An excellent resource for those interested in early Jewish interpretation of scripture is Alexander Samely's Midrashic Units in the Mishnah. The website is a companion to his fascinating work Rabbinic Interpretation of Scripture in the Mishnah (Oxford: Oxford University Press, 2002). Find it in a library here, or purchase it here.
The website has a database and accompanying resources for all of the examples of biblical interpretation in the Mishnah with the exception of Avot (which the author indicates will be added in the future). Samely has provided an English translation of each Midrashic unit and an analysis/commentary that uses the categories and terms he developed in his book.
You can search by tractate, biblical book, the code/category, the rabbi, formal features, or use a search term field.
This is a fantastic online resource for those interested in early scriptural interpretation and Rabbinic literature.

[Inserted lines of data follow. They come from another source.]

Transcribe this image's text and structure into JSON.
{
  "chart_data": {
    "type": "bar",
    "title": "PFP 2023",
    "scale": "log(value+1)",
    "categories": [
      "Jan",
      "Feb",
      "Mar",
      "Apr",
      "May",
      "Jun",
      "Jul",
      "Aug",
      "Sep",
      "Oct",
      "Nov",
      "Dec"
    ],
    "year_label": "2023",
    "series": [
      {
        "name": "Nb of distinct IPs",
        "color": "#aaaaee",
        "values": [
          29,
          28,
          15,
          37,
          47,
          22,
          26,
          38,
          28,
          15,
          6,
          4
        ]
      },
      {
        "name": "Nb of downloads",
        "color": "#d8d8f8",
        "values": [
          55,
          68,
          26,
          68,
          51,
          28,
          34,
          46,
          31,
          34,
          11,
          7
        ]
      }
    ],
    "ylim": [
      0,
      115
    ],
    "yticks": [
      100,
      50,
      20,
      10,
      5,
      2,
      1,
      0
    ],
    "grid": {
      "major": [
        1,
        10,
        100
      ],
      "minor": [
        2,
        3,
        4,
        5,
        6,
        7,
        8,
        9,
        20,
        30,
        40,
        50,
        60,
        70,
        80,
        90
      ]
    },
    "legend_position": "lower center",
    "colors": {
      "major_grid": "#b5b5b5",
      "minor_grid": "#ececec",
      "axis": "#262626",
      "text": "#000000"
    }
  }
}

A good summary quote from chapter 2 of Samely's book:
"Mishnaic interpretations do not target the whole of Scripture, or any one of its larger parts, but rather segments approximately of sentence length. The hermeneutic licence to cut the text into small units which can be interpreted as if they stood alone creates a wide hermeneutic choice. Its fundamental effect is that the segment, taken in isolation, is less determined in topic, reference, or meaning than as part of a Scriptural environment (co-text). The Mishnah, in surrounding the segment with different co-text, can thus appoint a fresh topic, reference, or meaning for the biblical words" (31).